La miseria di questa famiglia è descritta con crudo realismo da Caldwell che uccide senza mezzi termini il sogno americano, attirandosi le ire dei benpensanti e, non a caso, i suoi libri furono censurati più volte. Non solo è messo a nudo il sogno americano ma anche il sistema sociale che fa arricchire a dismisura alcuni e morire di fame tanti altri. Eh, i corsi e i ricorsi storici. La letteratura americana ci ha abituato agli eroi perdenti, a quei personaggi fascinosi che conducendo vite anticonformiste non possono non suscitare empatia con il lettore. Non è il caso di Caldwell. Non c’è niente di piacevole in Jeeter e nella sua testardaggine. Anzi. Si avverte la miseria morale del personaggio, il suo patetico “stare come Dio vuole stia”. Si prova quasi odio per Jeeter. Viene quasi da urlargli addosso “e che cazzo, vai a lavorare in fabbrica e lascia perdere ogni velleità di coltivare il tuo campo”. Invece no, lui sogna l’odore della terra, costringendo i famigliari all’indigenza o a mangiare rape verminose.
Il linguaggio di Calwell è crudo, asciutto con dialoghi incalzanti e di stile terribilmente moderno. La stessa crudezza la ritroviamo nei personaggi, nella storia. Una storia così drammaticamente reale da sembrale insensata.
Due curiosità.
Prima: Caldwell diventò leggenda con la stessa velocità con la quale entrò nel dimenticatoio e da quello che mi è dato di capire, in Italia, non lo pubblica nessuno. E, personalmente, lo ritengo un grande peccato.

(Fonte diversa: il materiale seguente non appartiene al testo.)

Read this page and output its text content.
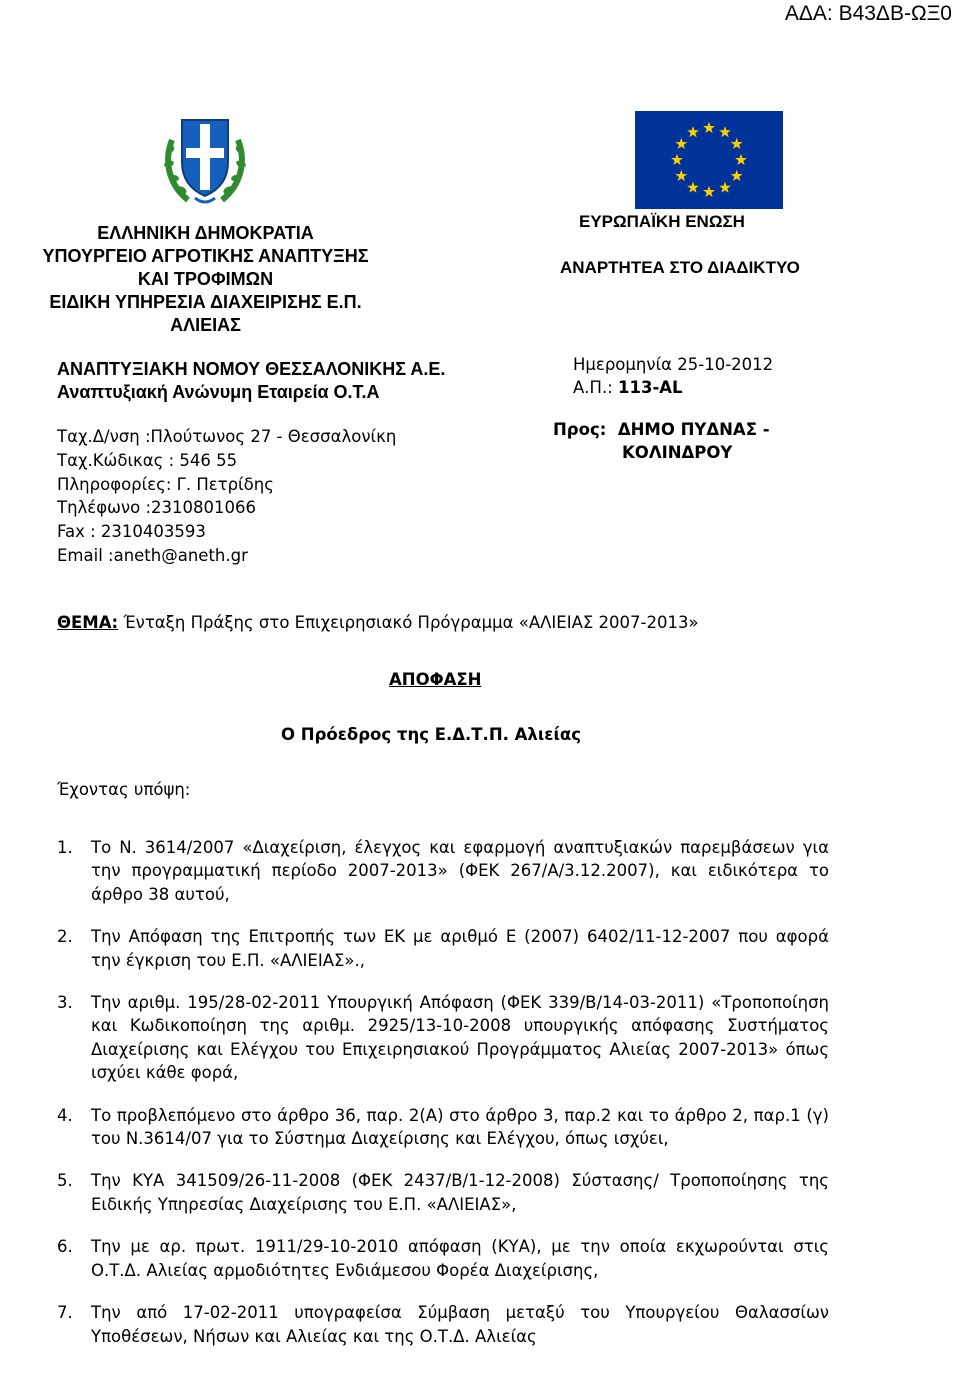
ΑΔΑ: Β43ΔΒ-ΩΞ0
ΕΛΛΗΝΙΚΗ ΔΗΜΟΚΡΑΤΙΑ
ΥΠΟΥΡΓΕΙΟ ΑΓΡΟΤΙΚΗΣ ΑΝΑΠΤΥΞΗΣ
ΚΑΙ ΤΡΟΦΙΜΩΝ
ΕΙΔΙΚΗ ΥΠΗΡΕΣΙΑ ΔΙΑΧΕΙΡΙΣΗΣ Ε.Π.
ΑΛΙΕΙΑΣ
ΑΝΑΠΤΥΞΙΑΚΗ ΝΟΜΟΥ ΘΕΣΣΑΛΟΝΙΚΗΣ Α.Ε.
Αναπτυξιακή Ανώνυμη Εταιρεία Ο.Τ.Α
Ταχ.Δ/νση :Πλούτωνος 27 - Θεσσαλονίκη
Ταχ.Κώδικας : 546 55
Πληροφορίες: Γ. Πετρίδης
Τηλέφωνο :2310801066
Fax : 2310403593
Email :aneth@aneth.gr
ΕΥΡΩΠΑΪΚΗ ΕΝΩΣΗ
ΑΝΑΡΤΗΤΕΑ ΣΤΟ ΔΙΑΔΙΚΤΥΟ
Ημερομηνία 25-10-2012
Α.Π.: 113-AL
Προς:  ΔΗΜΟ ΠΥΔΝΑΣ -
ΚΟΛΙΝΔΡΟΥ
ΘΕΜΑ: Ένταξη Πράξης στο Επιχειρησιακό Πρόγραμμα «ΑΛΙΕΙΑΣ 2007-2013»
ΑΠΟΦΑΣΗ
Ο Πρόεδρος της Ε.Δ.Τ.Π. Αλιείας
Έχοντας υπόψη:
1.	Το Ν. 3614/2007 «Διαχείριση, έλεγχος και εφαρμογή αναπτυξιακών παρεμβάσεων για την προγραμματική περίοδο 2007-2013» (ΦΕΚ 267/Α/3.12.2007), και ειδικότερα το άρθρο 38 αυτού,
2.	Την Απόφαση της Επιτροπής των ΕΚ με αριθμό Ε (2007) 6402/11-12-2007 που αφορά την έγκριση του Ε.Π. «ΑΛΙΕΙΑΣ».,
3.	Την αριθμ. 195/28-02-2011 Υπουργική Απόφαση (ΦΕΚ 339/Β/14-03-2011) «Τροποποίηση και Κωδικοποίηση της αριθμ. 2925/13-10-2008 υπουργικής απόφασης Συστήματος Διαχείρισης και Ελέγχου του Επιχειρησιακού Προγράμματος Αλιείας 2007-2013» όπως ισχύει κάθε φορά,
4.	Το προβλεπόμενο στο άρθρο 36, παρ. 2(Α) στο άρθρο 3, παρ.2 και το άρθρο 2, παρ.1 (γ) του Ν.3614/07 για το Σύστημα Διαχείρισης και Ελέγχου, όπως ισχύει,
5.	Την ΚΥΑ 341509/26-11-2008 (ΦΕΚ 2437/Β/1-12-2008) Σύστασης/ Τροποποίησης της Ειδικής Υπηρεσίας Διαχείρισης του Ε.Π. «ΑΛΙΕΙΑΣ»,
6.	Την με αρ. πρωτ. 1911/29-10-2010 απόφαση (ΚΥΑ), με την οποία εκχωρούνται στις Ο.Τ.Δ. Αλιείας αρμοδιότητες Ενδιάμεσου Φορέα Διαχείρισης,
7.	Την από 17-02-2011 υπογραφείσα Σύμβαση μεταξύ του Υπουργείου Θαλασσίων Υποθέσεων, Νήσων και Αλιείας και της Ο.Τ.Δ. Αλιείας
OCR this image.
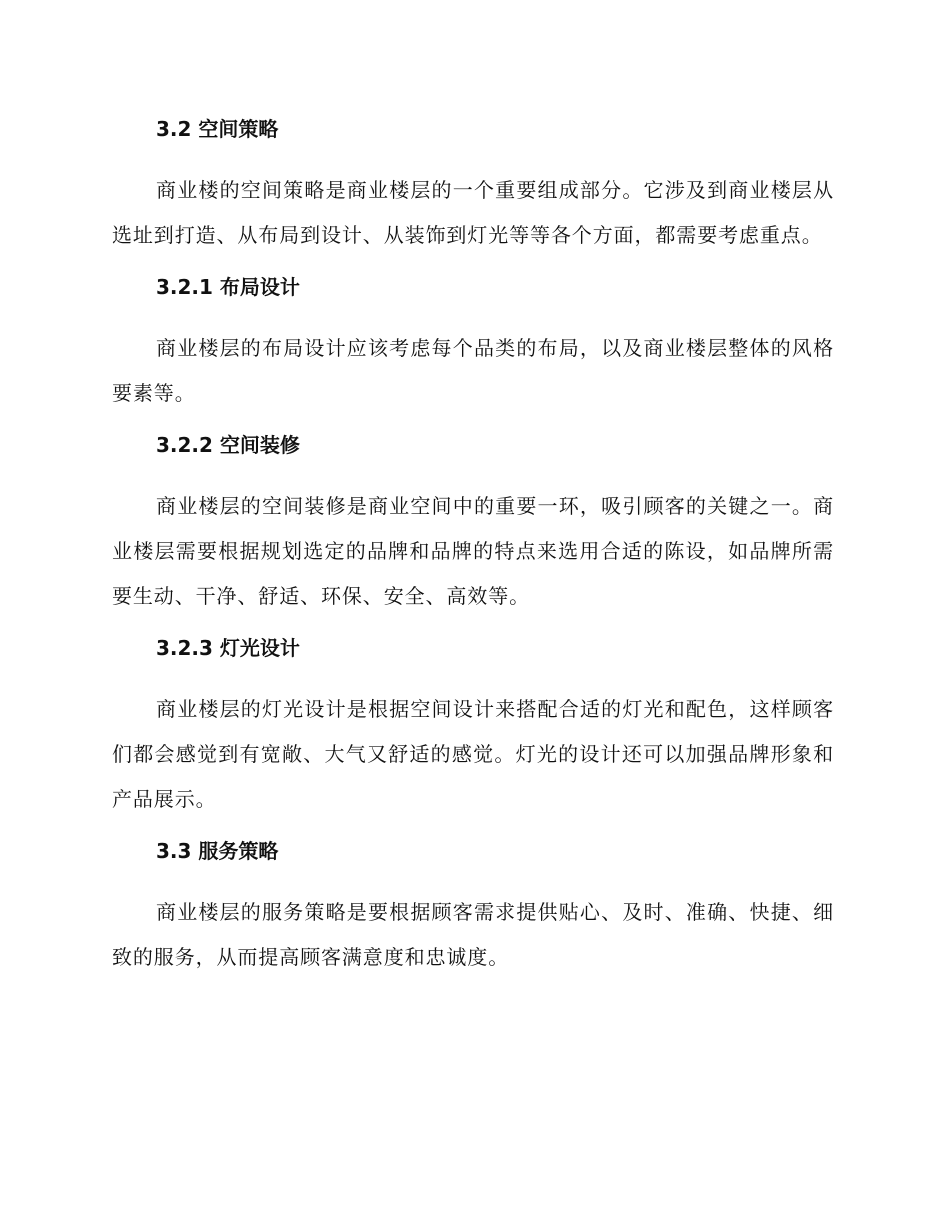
3.2 空间策略

商业楼的空间策略是商业楼层的一个重要组成部分。它涉及到商业楼层从选址到打造、从布局到设计、从装饰到灯光等等各个方面，都需要考虑重点。

3.2.1 布局设计

商业楼层的布局设计应该考虑每个品类的布局，以及商业楼层整体的风格要素等。

3.2.2 空间装修

商业楼层的空间装修是商业空间中的重要一环，吸引顾客的关键之一。商业楼层需要根据规划选定的品牌和品牌的特点来选用合适的陈设，如品牌所需要生动、干净、舒适、环保、安全、高效等。

3.2.3 灯光设计

商业楼层的灯光设计是根据空间设计来搭配合适的灯光和配色，这样顾客们都会感觉到有宽敞、大气又舒适的感觉。灯光的设计还可以加强品牌形象和产品展示。

3.3 服务策略

商业楼层的服务策略是要根据顾客需求提供贴心、及时、准确、快捷、细致的服务，从而提高顾客满意度和忠诚度。
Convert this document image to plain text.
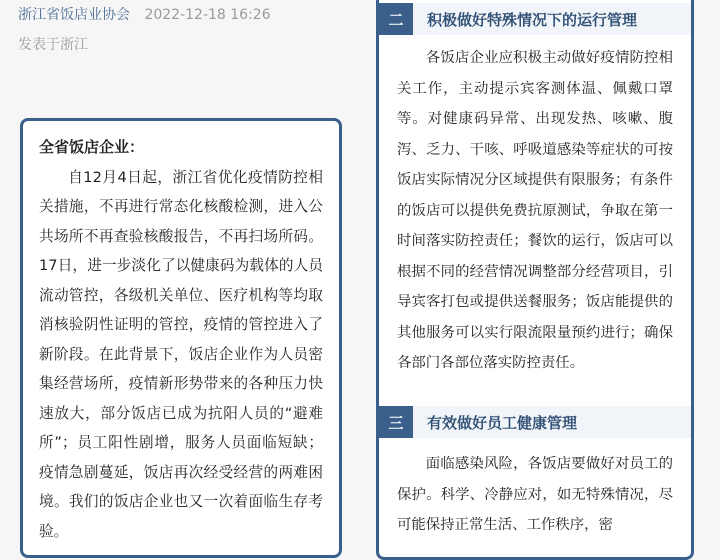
浙江省饭店业协会 2022-12-18 16:26
发表于浙江

全省饭店企业：

自12月4日起，浙江省优化疫情防控相关措施，不再进行常态化核酸检测，进入公共场所不再查验核酸报告，不再扫场所码。17日，进一步淡化了以健康码为载体的人员流动管控，各级机关单位、医疗机构等均取消核验阴性证明的管控，疫情的管控进入了新阶段。在此背景下，饭店企业作为人员密集经营场所，疫情新形势带来的各种压力快速放大，部分饭店已成为抗阳人员的“避难所”；员工阳性剧增，服务人员面临短缺；疫情急剧蔓延，饭店再次经受经营的两难困境。我们的饭店企业也又一次着面临生存考验。

二	积极做好特殊情况下的运行管理

各饭店企业应积极主动做好疫情防控相关工作，主动提示宾客测体温、佩戴口罩等。对健康码异常、出现发热、咳嗽、腹泻、乏力、干咳、呼吸道感染等症状的可按饭店实际情况分区域提供有限服务；有条件的饭店可以提供免费抗原测试，争取在第一时间落实防控责任；餐饮的运行，饭店可以根据不同的经营情况调整部分经营项目，引导宾客打包或提供送餐服务；饭店能提供的其他服务可以实行限流限量预约进行；确保各部门各部位落实防控责任。

三	有效做好员工健康管理

面临感染风险，各饭店要做好对员工的保护。科学、冷静应对，如无特殊情况，尽可能保持正常生活、工作秩序，密
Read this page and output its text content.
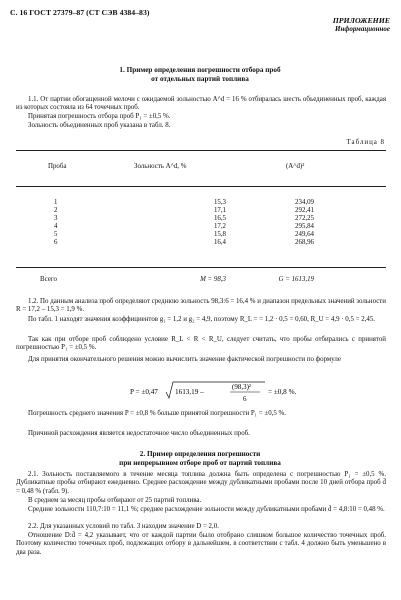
С. 16 ГОСТ 27379–87 (СТ СЭВ 4384–83)
ПРИЛОЖЕНИЕ
Информационное
1. Пример определения погрешности отбора проб
от отдельных партий топлива
1.1. От партии обогащенной мелочи с ожидаемой зольностью A^d = 16 % отбиралась шесть объединенных проб, каждая из которых состояла из 64 точечных проб.
Принятая погрешность отбора проб P₁ = ±0,5 %.
Зольность объединенных проб указана в табл. 8.
Таблица 8
Проба	Зольность A^d, %	(A^d)²
1	15,3	234,09
2	17,1	292,41
3	16,5	272,25
4	17,2	295,84
5	15,8	249,64
6	16,4	268,96
Всего	M = 98,3	G = 1613,19
1.2. По данным анализа проб определяют среднюю зольность 98,3:6 = 16,4 % и диапазон предельных значений зольности R = 17,2 – 15,3 = 1,9 %.
По табл. 1 находят значения коэффициентов g₁ = 1,2 и g₂ = 4,9, поэтому R_L = = 1,2 · 0,5 = 0,60, R_U = 4,9 · 0,5 = 2,45.
Так как при отборе проб соблюдено условие R_L < R < R_U, следует считать, что пробы отбирались с принятой погрешностью P₁ = ±0,5 %.
Для принятия окончательного решения можно вычислить значение фактической погрешности по формуле
P = ±0,47 1613,19 –
(98,3)²
6
= ±0,8 %.
Погрешность среднего значения P = ±0,8 % больше принятой погрешности P₁ = ±0,5 %.
Причиной расхождения является недостаточное число объединенных проб.
2. Пример определения погрешности
при непрерывном отборе проб от партий топлива
2.1. Зольность поставляемого в течение месяца топлива должна быть определена с погрешностью P₁ = ±0,5 %. Дубликатные пробы отбирают ежедневно. Среднее расхождение между дубликатными пробами после 10 дней отбора проб d̄ = 0,48 % (табл. 9).
В среднем за месяц пробы отбирают от 25 партий топлива.
Средние зольности 110,7:10 = 11,1 %; среднее расхождение зольности между дубликатными пробами d̄ = 4,8:10 = 0,48 %.
2.2. Для указанных условий по табл. 3 находим значение D = 2,0.
Отношение D:d̄ = 4,2 указывает, что от каждой партии было отобрано слишком большое количество точечных проб. Поэтому количество точечных проб, подлежащих отбору в дальнейшем, в соответствии с табл. 4 должно быть уменьшено в два раза.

Seconda: La via del tabacco ottenne una grande successo anche nella sua trasposizione teatrale. John Ford ne ha fatto anche un film nel 1941. Dal mio punto di vista il racconto originale viene completamente snaturato e, quello che è un drammatico racconto di povertà e miseria, viene rivisto in chiave di commedia. Questa è la mia opinione. Se proprio dovete/volete vedere un film di John Ford avete solo l’imbarazzo della scelta.